Серафима целовала его порывисто, глядела ему в глаза, откидывала голову назад и опять принималась целовать.

Они сидели поздним утром на террасе, окруженной с двух сторон лесом... На столе кипел самовар. Теркин только что приехал с пристани. Серафима не ждала его в этот день. Неожиданность радости так ее всколыхнула, что у нее совсем подкосились ноги, когда она выбежала на крыльцо, завидев экипаж.

- Сама-то давно ли вернулась? - спросил он после новых, более тихих ласк.

- Я уже три дня здесь, Вася! Так стосковалась, хотела в Нижний ехать, депешу тебе слать... радость моя!

Опять она стала душить его поцелуями, но спохватилась и поднялась с соломенного диванчика, где они сидели.

- Ведь ты голоден! Тебе к чаю надо еще чего-нибудь! Степанида!
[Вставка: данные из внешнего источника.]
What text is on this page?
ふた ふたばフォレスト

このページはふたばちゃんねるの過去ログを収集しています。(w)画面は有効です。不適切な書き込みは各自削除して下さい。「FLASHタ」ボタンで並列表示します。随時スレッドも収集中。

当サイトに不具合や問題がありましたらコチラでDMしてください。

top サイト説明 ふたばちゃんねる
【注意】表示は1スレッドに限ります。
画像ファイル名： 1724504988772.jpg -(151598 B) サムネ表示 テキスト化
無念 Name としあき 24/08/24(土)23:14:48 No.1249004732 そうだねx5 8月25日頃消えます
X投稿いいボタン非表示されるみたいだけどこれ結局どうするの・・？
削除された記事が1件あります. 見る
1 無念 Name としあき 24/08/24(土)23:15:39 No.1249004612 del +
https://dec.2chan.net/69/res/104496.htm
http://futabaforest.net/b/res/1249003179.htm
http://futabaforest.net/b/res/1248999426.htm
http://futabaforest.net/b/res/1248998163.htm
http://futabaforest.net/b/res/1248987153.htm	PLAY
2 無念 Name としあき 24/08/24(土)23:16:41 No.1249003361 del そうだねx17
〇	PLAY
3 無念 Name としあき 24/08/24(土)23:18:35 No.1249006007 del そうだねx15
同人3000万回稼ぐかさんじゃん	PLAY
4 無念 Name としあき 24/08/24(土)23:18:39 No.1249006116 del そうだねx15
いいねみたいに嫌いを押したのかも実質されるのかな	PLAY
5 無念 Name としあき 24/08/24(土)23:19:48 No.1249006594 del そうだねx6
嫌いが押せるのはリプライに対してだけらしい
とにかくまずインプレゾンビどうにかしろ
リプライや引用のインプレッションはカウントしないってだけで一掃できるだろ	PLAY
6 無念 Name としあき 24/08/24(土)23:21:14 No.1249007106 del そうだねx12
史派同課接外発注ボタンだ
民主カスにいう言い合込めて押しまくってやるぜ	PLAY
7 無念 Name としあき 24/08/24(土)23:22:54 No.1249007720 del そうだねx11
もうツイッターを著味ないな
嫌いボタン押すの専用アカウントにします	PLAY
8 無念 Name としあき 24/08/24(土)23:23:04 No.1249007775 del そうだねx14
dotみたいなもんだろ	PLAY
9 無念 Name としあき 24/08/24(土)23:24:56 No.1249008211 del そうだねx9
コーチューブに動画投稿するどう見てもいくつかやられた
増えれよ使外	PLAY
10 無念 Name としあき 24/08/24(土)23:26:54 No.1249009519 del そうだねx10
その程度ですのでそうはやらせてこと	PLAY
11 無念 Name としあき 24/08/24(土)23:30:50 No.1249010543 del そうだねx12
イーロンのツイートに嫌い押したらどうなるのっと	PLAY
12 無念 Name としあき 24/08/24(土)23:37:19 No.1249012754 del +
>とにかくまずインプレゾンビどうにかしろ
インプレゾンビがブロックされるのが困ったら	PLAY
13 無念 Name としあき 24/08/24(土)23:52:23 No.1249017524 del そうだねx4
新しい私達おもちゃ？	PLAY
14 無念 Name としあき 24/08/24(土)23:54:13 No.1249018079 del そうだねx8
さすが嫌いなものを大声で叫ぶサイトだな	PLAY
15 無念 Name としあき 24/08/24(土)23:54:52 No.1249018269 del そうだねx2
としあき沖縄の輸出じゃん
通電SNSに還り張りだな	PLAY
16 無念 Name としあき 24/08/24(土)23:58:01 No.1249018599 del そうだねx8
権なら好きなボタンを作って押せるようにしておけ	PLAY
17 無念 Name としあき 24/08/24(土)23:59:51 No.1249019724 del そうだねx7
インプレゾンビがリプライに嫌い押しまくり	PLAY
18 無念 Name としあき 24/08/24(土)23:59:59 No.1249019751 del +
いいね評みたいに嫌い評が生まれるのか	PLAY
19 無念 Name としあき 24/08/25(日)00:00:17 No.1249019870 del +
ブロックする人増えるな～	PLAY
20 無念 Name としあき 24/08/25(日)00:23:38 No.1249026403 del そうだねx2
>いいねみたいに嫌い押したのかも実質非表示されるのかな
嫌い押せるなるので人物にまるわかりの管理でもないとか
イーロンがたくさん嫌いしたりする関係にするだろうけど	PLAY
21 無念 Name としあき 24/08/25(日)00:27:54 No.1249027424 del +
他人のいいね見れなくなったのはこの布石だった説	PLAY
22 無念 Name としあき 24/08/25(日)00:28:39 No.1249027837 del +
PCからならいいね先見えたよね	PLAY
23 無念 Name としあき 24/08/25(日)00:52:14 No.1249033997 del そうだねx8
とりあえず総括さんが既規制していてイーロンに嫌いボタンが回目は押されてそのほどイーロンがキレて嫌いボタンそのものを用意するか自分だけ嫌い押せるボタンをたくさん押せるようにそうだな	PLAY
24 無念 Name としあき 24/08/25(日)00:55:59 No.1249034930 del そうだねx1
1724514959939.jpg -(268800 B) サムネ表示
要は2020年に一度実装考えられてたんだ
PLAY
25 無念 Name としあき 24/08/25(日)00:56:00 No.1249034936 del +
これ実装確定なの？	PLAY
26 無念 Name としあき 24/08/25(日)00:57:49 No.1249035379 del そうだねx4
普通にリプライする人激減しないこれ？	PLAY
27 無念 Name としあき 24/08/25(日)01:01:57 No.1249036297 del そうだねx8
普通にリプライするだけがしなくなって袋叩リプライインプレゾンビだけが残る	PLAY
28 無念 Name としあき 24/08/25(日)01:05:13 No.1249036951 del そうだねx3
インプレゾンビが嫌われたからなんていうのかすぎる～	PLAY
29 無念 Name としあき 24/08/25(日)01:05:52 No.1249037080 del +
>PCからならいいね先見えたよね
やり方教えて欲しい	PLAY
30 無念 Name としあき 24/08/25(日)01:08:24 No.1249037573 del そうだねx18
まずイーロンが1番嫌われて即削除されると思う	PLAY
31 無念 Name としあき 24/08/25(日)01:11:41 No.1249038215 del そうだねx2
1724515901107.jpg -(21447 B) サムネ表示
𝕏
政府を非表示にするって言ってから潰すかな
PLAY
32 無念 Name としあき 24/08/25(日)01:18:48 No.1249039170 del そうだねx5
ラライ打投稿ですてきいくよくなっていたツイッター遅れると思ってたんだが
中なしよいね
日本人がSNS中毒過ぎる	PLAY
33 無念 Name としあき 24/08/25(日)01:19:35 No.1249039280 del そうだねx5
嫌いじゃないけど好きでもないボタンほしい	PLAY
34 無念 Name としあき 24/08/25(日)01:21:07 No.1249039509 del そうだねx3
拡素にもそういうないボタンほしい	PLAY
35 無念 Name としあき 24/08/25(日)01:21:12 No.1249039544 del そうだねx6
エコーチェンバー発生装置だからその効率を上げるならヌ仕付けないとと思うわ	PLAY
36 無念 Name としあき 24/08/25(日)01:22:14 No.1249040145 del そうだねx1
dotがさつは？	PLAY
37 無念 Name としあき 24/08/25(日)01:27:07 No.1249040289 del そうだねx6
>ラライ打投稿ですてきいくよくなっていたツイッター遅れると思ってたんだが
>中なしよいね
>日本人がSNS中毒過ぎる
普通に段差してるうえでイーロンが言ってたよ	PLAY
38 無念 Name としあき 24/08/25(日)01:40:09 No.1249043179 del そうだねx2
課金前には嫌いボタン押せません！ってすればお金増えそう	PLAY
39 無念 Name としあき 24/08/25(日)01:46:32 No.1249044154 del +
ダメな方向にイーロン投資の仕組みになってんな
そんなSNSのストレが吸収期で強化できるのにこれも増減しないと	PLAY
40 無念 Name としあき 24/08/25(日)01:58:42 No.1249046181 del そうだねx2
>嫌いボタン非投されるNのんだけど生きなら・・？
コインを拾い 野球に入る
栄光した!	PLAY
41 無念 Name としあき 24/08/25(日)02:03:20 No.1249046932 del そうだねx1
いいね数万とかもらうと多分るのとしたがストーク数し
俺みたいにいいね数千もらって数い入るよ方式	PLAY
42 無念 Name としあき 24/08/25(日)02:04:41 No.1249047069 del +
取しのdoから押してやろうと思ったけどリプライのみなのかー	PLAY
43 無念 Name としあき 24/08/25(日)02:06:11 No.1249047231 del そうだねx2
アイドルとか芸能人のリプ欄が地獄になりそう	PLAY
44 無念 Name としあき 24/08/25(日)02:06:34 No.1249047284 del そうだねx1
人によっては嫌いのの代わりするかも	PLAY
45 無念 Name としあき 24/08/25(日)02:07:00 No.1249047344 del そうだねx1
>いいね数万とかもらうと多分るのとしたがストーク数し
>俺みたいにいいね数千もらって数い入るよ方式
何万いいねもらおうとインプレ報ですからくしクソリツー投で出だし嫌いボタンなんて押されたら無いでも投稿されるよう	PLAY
Она заходила по террасе около стола. Теплый свет сквозь наружные маркизы ласкал ее гибкий стан, в полосатом батистовом пеньюаре, с открытыми рукавами. Волосы, заколотые крупной золотой булавкой на маковке, падали на спину волнистой густой прядью.

Теркин любовался ею.

Мысль его перескочила быстро к ярмарке, к номеру актрисы Большовой, где они, каких-нибудь пять дней назад, тоже целовались... Он вспомнил все это и огорчился тем, что укол-то совести был не очень сильный. Его не бросило в жар, не явилось неудержимого порыва признаться в своем рыхлом, нечистоплотном поведении.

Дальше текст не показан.